I am at chapter 24. I find that I am moved by a passage in which the author (the book is written in the first person) describes her progress in learning to speak Italian. She is speaking with her tutor and they are exchanging idioms. She is teaching him "I've been there" as an American way of saying "I sympathize with what you are feeling." Being a word-geek, I liked taking that moment with the author, Elizabeth Gilbert, to contemplate the nuances of this phrase. It's an exercise we should take from time to time.

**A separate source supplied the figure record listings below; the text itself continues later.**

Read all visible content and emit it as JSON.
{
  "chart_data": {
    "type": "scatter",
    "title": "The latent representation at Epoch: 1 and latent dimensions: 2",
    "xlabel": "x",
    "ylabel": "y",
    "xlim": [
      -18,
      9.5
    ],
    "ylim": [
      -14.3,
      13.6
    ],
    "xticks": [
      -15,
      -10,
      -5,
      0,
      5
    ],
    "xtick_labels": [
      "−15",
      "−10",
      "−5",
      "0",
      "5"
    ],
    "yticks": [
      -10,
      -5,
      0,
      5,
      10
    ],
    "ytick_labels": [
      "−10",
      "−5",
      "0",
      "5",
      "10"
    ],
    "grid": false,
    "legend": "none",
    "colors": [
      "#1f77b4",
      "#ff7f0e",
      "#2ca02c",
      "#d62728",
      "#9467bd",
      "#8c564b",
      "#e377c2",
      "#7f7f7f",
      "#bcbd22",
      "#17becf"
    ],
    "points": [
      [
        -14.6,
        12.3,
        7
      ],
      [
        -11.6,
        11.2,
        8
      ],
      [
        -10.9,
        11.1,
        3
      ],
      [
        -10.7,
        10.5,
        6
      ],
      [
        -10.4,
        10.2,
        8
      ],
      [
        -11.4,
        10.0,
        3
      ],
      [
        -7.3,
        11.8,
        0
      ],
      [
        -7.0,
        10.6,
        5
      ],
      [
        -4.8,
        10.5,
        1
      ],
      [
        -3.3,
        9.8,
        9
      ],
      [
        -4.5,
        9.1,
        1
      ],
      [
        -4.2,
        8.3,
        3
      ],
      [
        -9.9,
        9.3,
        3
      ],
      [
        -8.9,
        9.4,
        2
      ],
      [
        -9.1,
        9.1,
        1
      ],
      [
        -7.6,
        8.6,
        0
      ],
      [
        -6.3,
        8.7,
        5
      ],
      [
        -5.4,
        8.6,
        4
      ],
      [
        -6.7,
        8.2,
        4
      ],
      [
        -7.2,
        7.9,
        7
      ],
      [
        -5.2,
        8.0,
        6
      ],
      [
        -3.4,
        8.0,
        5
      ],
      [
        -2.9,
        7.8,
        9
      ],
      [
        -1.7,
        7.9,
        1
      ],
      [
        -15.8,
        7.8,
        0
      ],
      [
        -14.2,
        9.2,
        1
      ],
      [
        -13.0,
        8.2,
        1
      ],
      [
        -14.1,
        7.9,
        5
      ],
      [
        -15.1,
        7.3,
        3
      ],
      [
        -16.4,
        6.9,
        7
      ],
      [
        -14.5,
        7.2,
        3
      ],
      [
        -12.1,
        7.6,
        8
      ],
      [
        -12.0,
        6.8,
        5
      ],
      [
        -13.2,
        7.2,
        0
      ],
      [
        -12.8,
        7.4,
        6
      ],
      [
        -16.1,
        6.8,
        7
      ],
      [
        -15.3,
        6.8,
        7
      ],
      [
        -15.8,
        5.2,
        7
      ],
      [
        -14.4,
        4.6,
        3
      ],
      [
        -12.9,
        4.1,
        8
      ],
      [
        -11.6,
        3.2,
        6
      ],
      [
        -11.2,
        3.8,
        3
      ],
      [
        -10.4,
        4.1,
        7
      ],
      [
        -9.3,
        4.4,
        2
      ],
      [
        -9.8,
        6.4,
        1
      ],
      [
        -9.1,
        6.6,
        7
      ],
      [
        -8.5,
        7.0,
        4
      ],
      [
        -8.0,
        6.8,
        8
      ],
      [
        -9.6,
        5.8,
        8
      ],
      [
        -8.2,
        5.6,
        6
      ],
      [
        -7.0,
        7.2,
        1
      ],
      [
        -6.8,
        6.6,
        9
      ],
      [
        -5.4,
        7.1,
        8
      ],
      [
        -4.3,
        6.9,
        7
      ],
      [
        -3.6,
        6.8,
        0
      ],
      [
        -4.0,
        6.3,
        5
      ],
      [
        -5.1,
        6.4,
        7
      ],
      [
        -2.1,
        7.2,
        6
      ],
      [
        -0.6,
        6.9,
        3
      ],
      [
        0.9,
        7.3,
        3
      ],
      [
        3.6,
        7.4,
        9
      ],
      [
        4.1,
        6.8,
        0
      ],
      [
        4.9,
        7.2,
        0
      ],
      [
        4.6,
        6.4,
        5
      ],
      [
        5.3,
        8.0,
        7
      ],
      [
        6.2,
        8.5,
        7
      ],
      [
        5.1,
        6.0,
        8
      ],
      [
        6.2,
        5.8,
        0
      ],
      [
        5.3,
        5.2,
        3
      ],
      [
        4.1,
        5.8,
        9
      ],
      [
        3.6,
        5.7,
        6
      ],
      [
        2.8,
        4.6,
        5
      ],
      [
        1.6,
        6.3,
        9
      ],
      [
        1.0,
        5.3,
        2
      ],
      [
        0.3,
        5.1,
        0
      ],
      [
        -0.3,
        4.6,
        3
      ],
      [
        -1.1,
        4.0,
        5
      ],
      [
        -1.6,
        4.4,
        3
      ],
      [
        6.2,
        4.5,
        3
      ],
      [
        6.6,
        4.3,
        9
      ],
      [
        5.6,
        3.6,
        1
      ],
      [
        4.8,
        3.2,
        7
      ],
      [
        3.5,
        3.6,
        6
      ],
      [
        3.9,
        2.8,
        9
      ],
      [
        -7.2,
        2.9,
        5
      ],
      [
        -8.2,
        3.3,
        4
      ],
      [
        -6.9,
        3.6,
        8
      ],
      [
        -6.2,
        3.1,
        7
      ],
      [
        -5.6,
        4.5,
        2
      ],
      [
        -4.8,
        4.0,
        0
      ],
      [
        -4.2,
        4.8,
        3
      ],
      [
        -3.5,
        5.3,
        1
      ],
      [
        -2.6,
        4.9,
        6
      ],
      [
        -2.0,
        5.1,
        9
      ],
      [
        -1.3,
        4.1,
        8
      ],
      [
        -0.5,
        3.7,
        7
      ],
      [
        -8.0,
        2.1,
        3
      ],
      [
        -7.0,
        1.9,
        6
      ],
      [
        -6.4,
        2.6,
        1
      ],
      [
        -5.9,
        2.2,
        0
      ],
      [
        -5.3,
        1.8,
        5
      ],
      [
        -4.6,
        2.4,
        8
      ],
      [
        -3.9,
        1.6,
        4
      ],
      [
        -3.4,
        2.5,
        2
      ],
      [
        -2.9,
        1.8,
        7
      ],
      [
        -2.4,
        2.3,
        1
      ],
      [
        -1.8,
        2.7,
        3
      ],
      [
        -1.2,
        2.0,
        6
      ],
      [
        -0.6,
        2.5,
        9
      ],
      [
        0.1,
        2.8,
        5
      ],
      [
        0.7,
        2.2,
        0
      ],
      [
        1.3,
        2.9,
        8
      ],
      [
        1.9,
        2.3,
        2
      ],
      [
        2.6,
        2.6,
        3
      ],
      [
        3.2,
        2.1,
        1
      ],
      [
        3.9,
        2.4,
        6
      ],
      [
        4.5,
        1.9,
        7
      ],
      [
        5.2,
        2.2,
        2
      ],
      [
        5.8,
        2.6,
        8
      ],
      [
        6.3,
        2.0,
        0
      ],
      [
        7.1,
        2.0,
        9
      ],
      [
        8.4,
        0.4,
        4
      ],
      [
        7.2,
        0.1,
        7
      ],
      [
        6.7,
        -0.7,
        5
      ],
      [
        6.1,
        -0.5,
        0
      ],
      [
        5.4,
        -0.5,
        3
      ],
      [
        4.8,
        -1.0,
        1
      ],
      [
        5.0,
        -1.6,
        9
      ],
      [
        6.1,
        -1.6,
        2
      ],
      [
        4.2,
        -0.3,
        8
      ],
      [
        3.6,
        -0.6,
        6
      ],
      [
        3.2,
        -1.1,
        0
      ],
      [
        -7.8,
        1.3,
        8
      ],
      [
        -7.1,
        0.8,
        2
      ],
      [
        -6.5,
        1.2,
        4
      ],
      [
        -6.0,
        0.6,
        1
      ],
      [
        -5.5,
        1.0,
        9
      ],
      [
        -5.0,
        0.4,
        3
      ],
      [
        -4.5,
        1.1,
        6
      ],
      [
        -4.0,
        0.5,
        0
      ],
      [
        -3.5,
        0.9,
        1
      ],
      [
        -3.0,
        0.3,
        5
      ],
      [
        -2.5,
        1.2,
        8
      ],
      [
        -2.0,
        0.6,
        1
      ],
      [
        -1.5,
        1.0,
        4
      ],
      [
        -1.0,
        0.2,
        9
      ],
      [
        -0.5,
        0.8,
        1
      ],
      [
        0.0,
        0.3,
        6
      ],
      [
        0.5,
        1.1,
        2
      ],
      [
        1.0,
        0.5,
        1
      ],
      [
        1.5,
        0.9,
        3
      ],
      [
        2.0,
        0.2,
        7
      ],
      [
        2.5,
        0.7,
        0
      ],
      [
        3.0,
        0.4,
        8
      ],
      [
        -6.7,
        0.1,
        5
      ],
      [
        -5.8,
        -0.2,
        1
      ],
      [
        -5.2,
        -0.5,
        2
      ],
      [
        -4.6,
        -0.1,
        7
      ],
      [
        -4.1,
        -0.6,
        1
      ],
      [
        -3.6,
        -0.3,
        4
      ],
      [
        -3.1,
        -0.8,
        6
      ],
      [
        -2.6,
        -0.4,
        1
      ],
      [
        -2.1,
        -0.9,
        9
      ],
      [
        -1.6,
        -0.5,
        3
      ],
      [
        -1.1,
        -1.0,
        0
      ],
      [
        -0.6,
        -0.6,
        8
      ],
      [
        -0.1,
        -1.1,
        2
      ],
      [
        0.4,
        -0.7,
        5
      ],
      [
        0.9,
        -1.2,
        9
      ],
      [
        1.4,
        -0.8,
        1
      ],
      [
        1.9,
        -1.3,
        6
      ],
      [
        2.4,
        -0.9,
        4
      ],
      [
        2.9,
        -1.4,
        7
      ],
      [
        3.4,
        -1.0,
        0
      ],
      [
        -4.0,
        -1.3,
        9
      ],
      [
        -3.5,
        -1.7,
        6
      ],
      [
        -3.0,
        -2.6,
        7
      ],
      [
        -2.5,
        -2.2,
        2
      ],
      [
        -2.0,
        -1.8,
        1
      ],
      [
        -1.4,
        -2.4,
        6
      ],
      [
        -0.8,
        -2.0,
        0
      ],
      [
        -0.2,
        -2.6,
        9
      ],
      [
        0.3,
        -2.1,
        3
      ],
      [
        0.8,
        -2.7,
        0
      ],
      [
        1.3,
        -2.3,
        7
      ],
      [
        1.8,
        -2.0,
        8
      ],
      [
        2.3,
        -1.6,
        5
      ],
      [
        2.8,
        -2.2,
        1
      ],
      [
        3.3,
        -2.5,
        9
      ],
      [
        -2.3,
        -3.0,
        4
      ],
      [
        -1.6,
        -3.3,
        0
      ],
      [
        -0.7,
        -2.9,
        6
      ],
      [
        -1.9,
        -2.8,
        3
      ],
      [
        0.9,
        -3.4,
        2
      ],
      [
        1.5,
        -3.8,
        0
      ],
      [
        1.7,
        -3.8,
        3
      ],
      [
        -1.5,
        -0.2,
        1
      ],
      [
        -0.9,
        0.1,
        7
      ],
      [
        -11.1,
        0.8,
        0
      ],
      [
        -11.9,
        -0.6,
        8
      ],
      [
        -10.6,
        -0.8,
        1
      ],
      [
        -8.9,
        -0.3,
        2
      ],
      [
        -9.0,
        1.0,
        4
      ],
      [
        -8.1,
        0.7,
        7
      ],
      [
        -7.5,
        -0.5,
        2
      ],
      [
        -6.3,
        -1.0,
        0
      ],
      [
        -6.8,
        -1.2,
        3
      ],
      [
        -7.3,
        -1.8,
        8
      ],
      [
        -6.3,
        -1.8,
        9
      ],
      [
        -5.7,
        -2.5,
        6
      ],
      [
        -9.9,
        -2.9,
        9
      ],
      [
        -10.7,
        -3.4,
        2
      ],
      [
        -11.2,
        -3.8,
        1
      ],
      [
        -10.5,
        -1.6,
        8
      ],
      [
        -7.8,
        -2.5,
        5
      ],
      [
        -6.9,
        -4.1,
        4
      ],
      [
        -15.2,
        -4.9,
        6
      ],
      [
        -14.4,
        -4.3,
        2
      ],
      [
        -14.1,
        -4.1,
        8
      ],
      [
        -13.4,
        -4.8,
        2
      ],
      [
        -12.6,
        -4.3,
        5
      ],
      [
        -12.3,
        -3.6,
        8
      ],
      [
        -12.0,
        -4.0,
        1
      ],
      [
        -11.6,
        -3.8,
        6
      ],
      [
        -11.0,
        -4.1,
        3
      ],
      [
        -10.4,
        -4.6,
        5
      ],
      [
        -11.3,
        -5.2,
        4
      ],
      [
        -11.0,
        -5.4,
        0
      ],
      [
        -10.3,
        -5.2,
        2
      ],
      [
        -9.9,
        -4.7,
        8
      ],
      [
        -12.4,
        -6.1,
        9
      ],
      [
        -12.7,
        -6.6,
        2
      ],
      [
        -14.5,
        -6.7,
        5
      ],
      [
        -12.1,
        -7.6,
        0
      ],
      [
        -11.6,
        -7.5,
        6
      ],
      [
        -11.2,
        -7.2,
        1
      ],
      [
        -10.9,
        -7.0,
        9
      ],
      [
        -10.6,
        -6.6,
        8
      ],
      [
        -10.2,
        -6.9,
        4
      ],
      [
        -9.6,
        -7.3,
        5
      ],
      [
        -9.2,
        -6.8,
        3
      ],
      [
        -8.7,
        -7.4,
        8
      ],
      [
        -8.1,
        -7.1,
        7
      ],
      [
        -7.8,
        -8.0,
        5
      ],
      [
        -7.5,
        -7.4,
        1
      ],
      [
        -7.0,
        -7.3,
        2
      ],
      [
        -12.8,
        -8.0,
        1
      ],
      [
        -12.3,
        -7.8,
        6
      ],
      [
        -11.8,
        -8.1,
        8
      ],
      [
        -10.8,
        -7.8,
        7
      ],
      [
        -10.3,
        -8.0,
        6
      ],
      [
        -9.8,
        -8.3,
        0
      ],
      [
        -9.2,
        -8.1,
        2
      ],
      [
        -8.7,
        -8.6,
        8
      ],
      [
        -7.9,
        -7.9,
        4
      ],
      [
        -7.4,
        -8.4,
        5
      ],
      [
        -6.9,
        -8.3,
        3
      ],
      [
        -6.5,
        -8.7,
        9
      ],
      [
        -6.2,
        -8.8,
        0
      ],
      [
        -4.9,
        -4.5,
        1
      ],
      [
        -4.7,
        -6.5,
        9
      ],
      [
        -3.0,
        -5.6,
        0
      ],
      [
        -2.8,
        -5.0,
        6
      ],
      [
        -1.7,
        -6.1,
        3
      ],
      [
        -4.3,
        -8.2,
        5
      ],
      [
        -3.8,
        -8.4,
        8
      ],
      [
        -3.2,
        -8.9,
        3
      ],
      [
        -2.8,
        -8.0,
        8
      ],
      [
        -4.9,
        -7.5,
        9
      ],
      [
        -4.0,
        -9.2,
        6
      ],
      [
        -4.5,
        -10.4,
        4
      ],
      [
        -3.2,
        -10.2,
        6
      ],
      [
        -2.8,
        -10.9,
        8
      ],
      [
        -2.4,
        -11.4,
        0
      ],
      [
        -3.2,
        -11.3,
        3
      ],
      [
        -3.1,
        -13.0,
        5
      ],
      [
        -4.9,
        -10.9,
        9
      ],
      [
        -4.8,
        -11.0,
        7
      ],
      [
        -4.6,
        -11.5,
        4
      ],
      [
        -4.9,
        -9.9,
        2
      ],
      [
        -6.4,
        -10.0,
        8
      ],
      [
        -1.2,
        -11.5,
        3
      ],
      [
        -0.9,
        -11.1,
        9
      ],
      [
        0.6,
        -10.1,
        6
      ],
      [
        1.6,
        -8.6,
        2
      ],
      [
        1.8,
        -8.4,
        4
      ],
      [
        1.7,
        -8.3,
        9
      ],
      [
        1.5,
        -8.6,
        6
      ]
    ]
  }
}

"I've been there," has a couple of manifestations: simply saying "I've been there" is a way of saying "I have walked along in the same unmarked path of grief, sadness, discouragement, or pain and I am letting you know that up ahead you will pick up a trail again. Up around a big bend on the trail, you'll finally come to a road and it will lead you back to a big sunny place." Thankfully, we don't have to say any such awful, bulky, ponderous thing. We just say "I've been there." The American person we are addressing then understands that we have felt pain similar to theirs and adds in all the rest of the meaning. Isn't commonality of expression a wonderful thing?

Sometimes, in lighter situations, we say "Been there; done that." Or even "Been there; done that; bought the T-shirt." The first meaning that we have had a similar experience, the second meaning we have done it more than once, or done it in such a big way as to have earned a sort of membership.

Ms. Gilbert's tutor is, at first, mystified by the idea: you've been where? The phrase suggests, in his practical approach to English, that there is a physical place. And, in a way, she explains, it is. It may be a place in your head, but it resides somewhere that both speaker and listener understand.

The tutor then offers his own version: "I have experienced that on my own skin." Like a burn or a scar, Ms. Gilbert clarifies. How wonderfully expressive! Instead of a geographic image, as in the American version, Italians offer the place as themselves in an equally present and physical (and painful) metaphor. The difference is fascinating. In the American version, one sympathizes with the lost feeling, with the sufferer's environment of separateness. In the Italian version, one experiences the personal, visceral pain as a trauma to the body.  What does this reflect about how each of us sees the world?